Howard compare anche in The Sound Guy, di Corin Child, in cui un politico di estrema destra vede un discorso importante mandato a monte dal tecnico del suono (ed è uno dei pochi pezzi che affrontano in modo più diretto temi contemporanei); questo, insieme a Bus Stop di Dan Allum, avrebbe bisogno di un montaggio più sottile, perché in entrambi la battuta finale diventa un po’ troppo prevedibile troppo presto. Invisible Irene di Jackie Carreira affronta con sensibilità il senso di invisibilità che prova Irene, di mezza età, mentre riordina il proprio guardaroba. That’s Great! di Shan Kitchener è un trio gay piuttosto poco convincente, fin troppo evidente per situazione e struttura, ma ben recitato e con alcune battute argute.
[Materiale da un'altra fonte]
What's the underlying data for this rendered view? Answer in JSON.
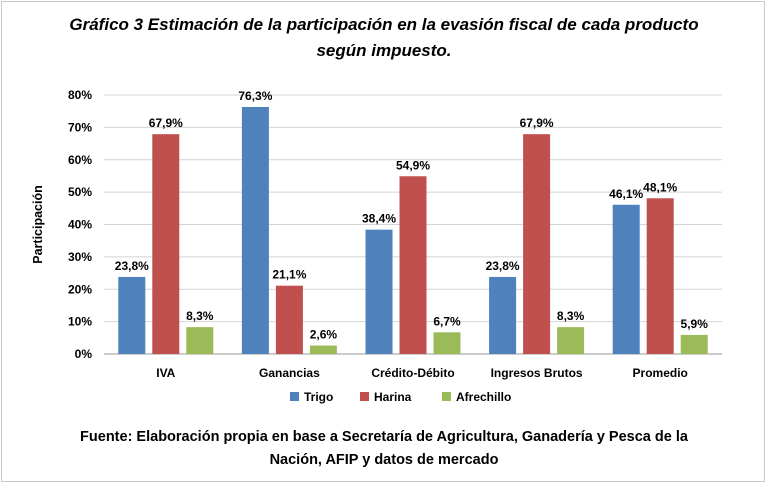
{
  "title": {
    "line1": "Gráfico 3 Estimación de la participación en la evasión fiscal de cada producto",
    "line2": "según impuesto."
  },
  "source": {
    "line1": "Fuente: Elaboración propia en base a Secretaría de Agricultura, Ganadería y Pesca de la",
    "line2": "Nación, AFIP y datos de mercado"
  },
  "chart_data": {
    "type": "bar",
    "ylabel": "Participación",
    "xlabel": "",
    "ylim": [
      0,
      80
    ],
    "yticks": [
      0,
      10,
      20,
      30,
      40,
      50,
      60,
      70,
      80
    ],
    "ytick_labels": [
      "0%",
      "10%",
      "20%",
      "30%",
      "40%",
      "50%",
      "60%",
      "70%",
      "80%"
    ],
    "grid": true,
    "legend_position": "bottom",
    "categories": [
      "IVA",
      "Ganancias",
      "Crédito-Débito",
      "Ingresos Brutos",
      "Promedio"
    ],
    "series": [
      {
        "name": "Trigo",
        "color": "#4F81BD",
        "values": [
          23.8,
          76.3,
          38.4,
          23.8,
          46.1
        ],
        "labels": [
          "23,8%",
          "76,3%",
          "38,4%",
          "23,8%",
          "46,1%"
        ]
      },
      {
        "name": "Harina",
        "color": "#C0504D",
        "values": [
          67.9,
          21.1,
          54.9,
          67.9,
          48.1
        ],
        "labels": [
          "67,9%",
          "21,1%",
          "54,9%",
          "67,9%",
          "48,1%"
        ]
      },
      {
        "name": "Afrechillo",
        "color": "#9BBB59",
        "values": [
          8.3,
          2.6,
          6.7,
          8.3,
          5.9
        ],
        "labels": [
          "8,3%",
          "2,6%",
          "6,7%",
          "8,3%",
          "5,9%"
        ]
      }
    ]
  }
}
Con una messa in scena essenziale, com’è naturale in un tour, forse manca un po’ di teatralità: potrebbero essere tutti facilmente adattati per la radio. Ma l’attenzione è chiaramente rivolta alla scrittura e alla crescita degli autori. Sono alla ricerca di nuovi testi, quindi se volete mettervi alla prova, visitate www.inkfestival.org  per maggiori informazioni e per le restanti date del tour. Vale davvero la pena vederlo!